0

My code is performing file creation using dataframe rows being put through a function in a loop. When every row has been processed the loop returns None which prevents my entire template from being fully injected with data.

How to stop that loop once all data has been processed to avoid getting None as the last result?

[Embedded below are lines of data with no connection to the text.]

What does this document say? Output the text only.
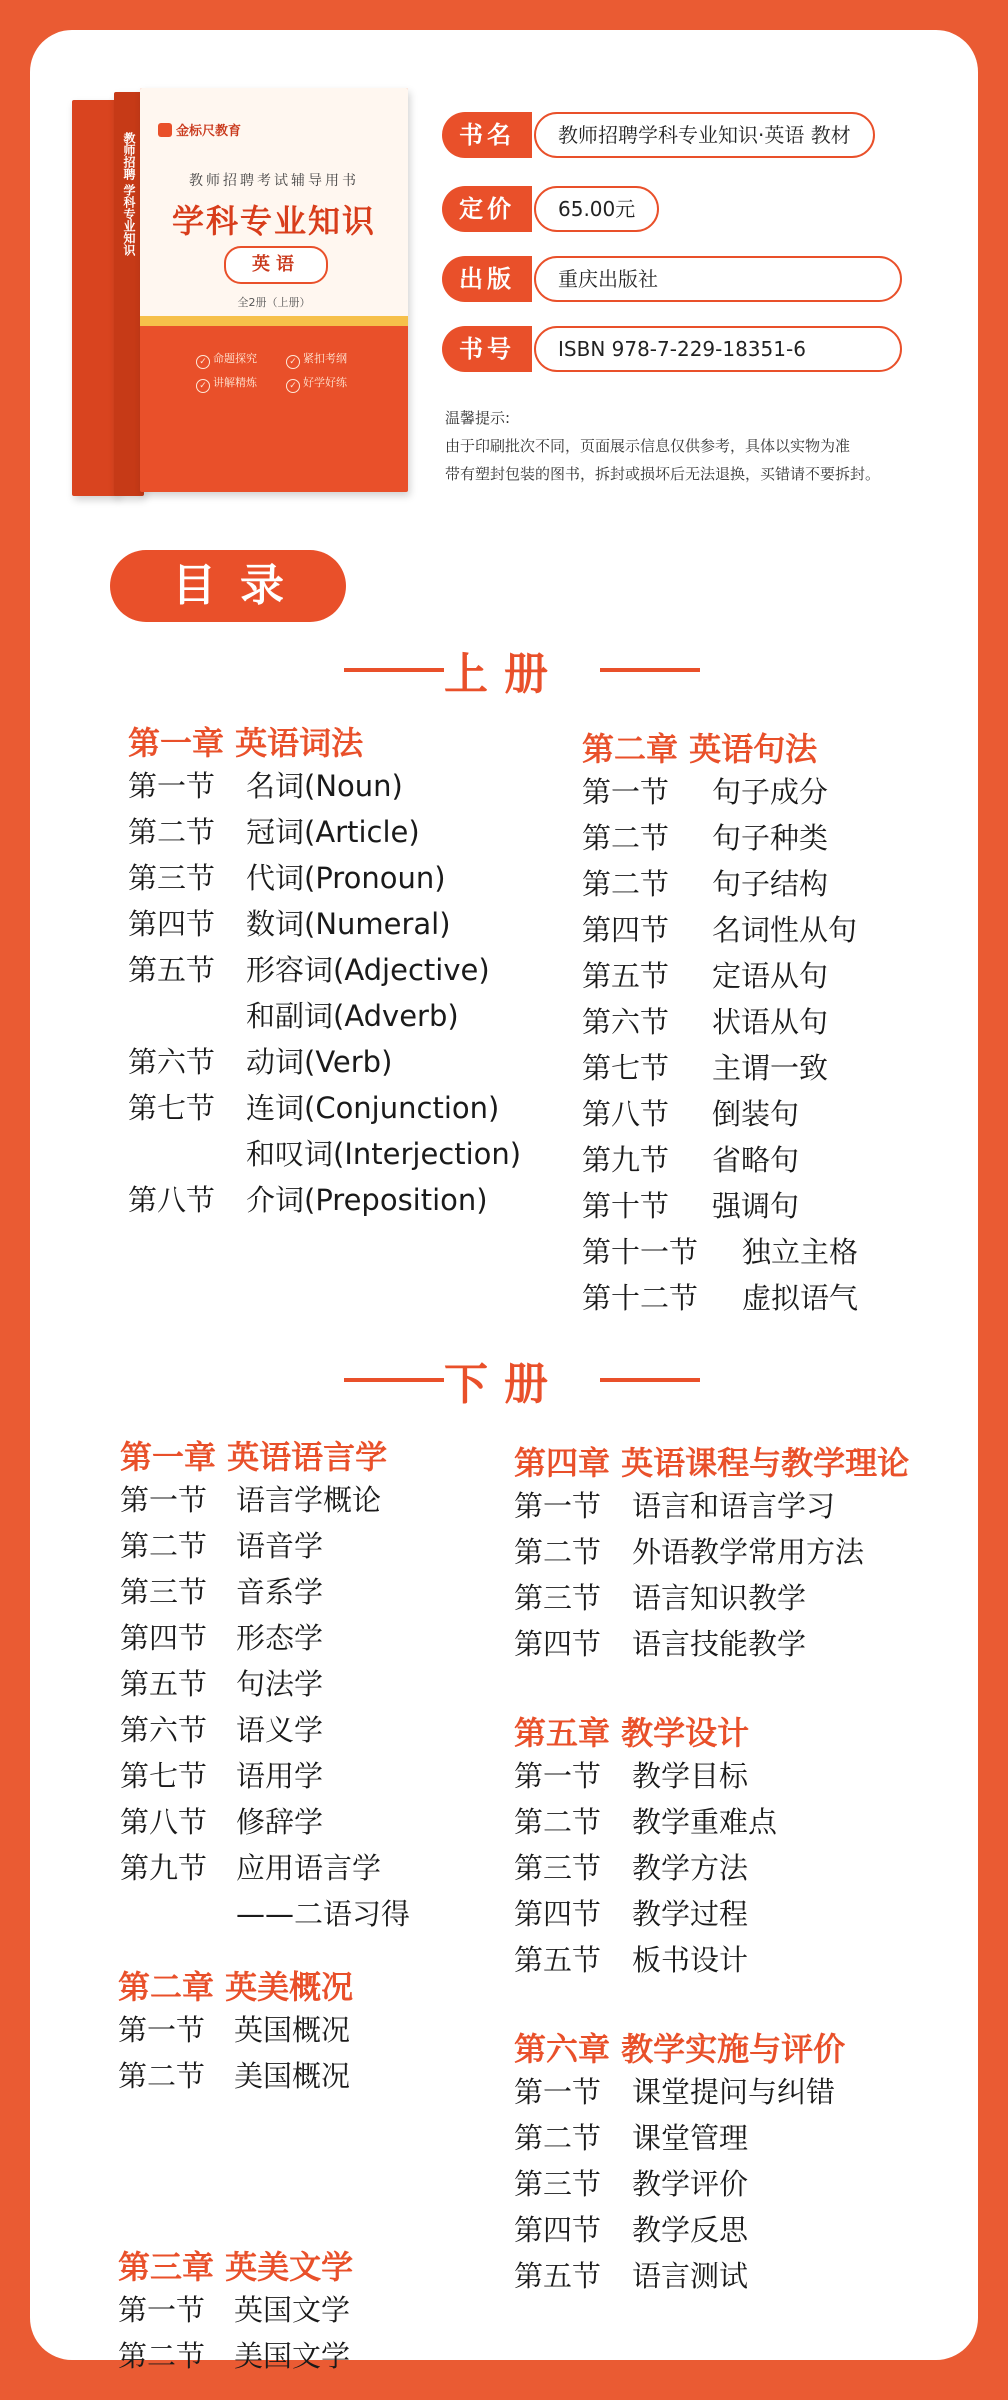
教师招聘 学科专业知识
金标尺教育
教师招聘考试辅导用书
学科专业知识
英语
全2册（上册）
✓ 命题探究	✓ 紧扣考纲
✓ 讲解精炼	✓ 好学好练
书名	教师招聘学科专业知识·英语 教材
定价	65.00元
出版	重庆出版社
书号	ISBN 978-7-229-18351-6
温馨提示:
由于印刷批次不同，页面展示信息仅供参考，具体以实物为准
带有塑封包装的图书，拆封或损坏后无法退换，买错请不要拆封。
目录
上册
下册
第一章 英语词法
第一节 名词(Noun)
第二节 冠词(Article)
第三节 代词(Pronoun)
第四节 数词(Numeral)
第五节 形容词(Adjective)
和副词(Adverb)
第六节 动词(Verb)
第七节 连词(Conjunction)
和叹词(Interjection)
第八节 介词(Preposition)
第二章 英语句法
第一节 句子成分
第二节 句子种类
第二节 句子结构
第四节 名词性从句
第五节 定语从句
第六节 状语从句
第七节 主谓一致
第八节 倒装句
第九节 省略句
第十节 强调句
第十一节 独立主格
第十二节 虚拟语气
第一章 英语语言学
第一节 语言学概论
第二节 语音学
第三节 音系学
第四节 形态学
第五节 句法学
第六节 语义学
第七节 语用学
第八节 修辞学
第九节 应用语言学
——二语习得
第二章 英美概况
第一节 英国概况
第二节 美国概况
第三章 英美文学
第一节 英国文学
第二节 美国文学
第四章 英语课程与教学理论
第一节 语言和语言学习
第二节 外语教学常用方法
第三节 语言知识教学
第四节 语言技能教学
第五章 教学设计
第一节 教学目标
第二节 教学重难点
第三节 教学方法
第四节 教学过程
第五节 板书设计
第六章 教学实施与评价
第一节 课堂提问与纠错
第二节 课堂管理
第三节 教学评价
第四节 教学反思
第五节 语言测试
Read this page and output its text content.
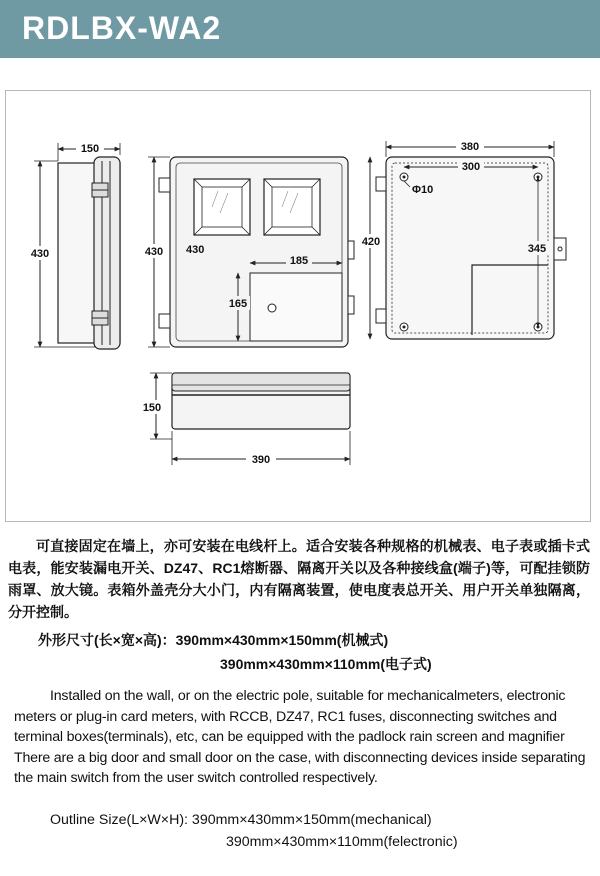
RDLBX-WA2
150
430
185
165
430
430
380
300
Φ10
345
420
150
390

可直接固定在墙上，亦可安装在电线杆上。适合安装各种规格的机械表、电子表或插卡式电表，能安装漏电开关、DZ47、RC1熔断器、隔离开关以及各种接线盒(端子)等，可配挂锁防雨罩、放大镜。表箱外盖壳分大小门，内有隔离装置，使电度表总开关、用户开关单独隔离，分开控制。

外形尺寸(长×宽×高)：390mm×430mm×150mm(机械式)
390mm×430mm×110mm(电子式)

Installed on the wall, or on the electric pole, suitable for mechanicalmeters, electronic meters or plug-in card meters, with RCCB, DZ47, RC1 fuses, disconnecting switches and terminal boxes(terminals), etc, can be equipped with the padlock rain screen and magnifier There are a big door and small door on the case, with disconnecting devices inside separating the main switch from the user switch controlled respectively.

Outline Size(L×W×H): 390mm×430mm×150mm(mechanical)
390mm×430mm×110mm(felectronic)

def template_input_col(df,i):

    col = df['ColumnName'].iat[i]
    dt_type = df['SSISType_src'].iat[i]
    dt_lngh = df['DataTypeLength_src'].iat[i]
    dt_prc = df['DataTypePrecision_src'].iat[i]
    dt_scl = df['DataTypeScale_src'].iat[i]

    input_columns = f'''\
    <inputColumn 
        refId="Package\DFT\DST.Inputs[DST Input].Columns[{col}]"
        cachedDataType="{dt_type}"
        cachedName="{col}"
        cachedLength="{dt_lngh}"
        cachedPrecision="{dt_prc}"
        cachedScale="{dt_scl}"
        externalMetadataColumnId="Package\DFT\DST.Inputs[DST Input].ExternalColumns[{col}]"
        lineageId="Package\DFT\SRC.Outputs[SRC Output].Columns[{col}]" />'''

    if dt_type in {'str','wstr','bytes'}:
        input_columns = re.sub(r'\s*cachedPrecision=".*"', '', input_columns)
        input_columns = re.sub(r'\s*cachedScale=".*"', '', input_columns)
    elif dt_type in {'numeric'}:
        input_columns = re.sub(r'\s*cachedLength=".*"', '', input_columns)
    elif dt_type in {'decimal' , 'dbtime2' , 'dbTimeStamp2' , 'dbTimeStampoffset'}:
        input_columns = re.sub(r'\s*cachedLength=".*"', '', input_columns)
        input_columns = re.sub(r'\s*cachedPrecision=".*"', '', input_columns)
    else:
        #input_columns = input_columns
        input_columns = re.sub(r'\s*cachedLength=".*"', '', input_columns)
        input_columns = re.sub(r'\s*cachedPrecision=".*"', '', input_columns)
        input_columns = re.sub(r'\s*cachedScale=".*"', '', input_columns)

    return input_columns

def output_input_col():
    for idx, row in df.iterrows():
        if not pd.isna(row['DataTypeName_src']) and not pd.isna(row['DataTypeName_dst']):
            return template_input_col(df,idx)

print(output_input_col())

Once data is processed it has to injected with below:

line = line.replace('<DST_Input_Columns_Placeholder>',  output_input_col())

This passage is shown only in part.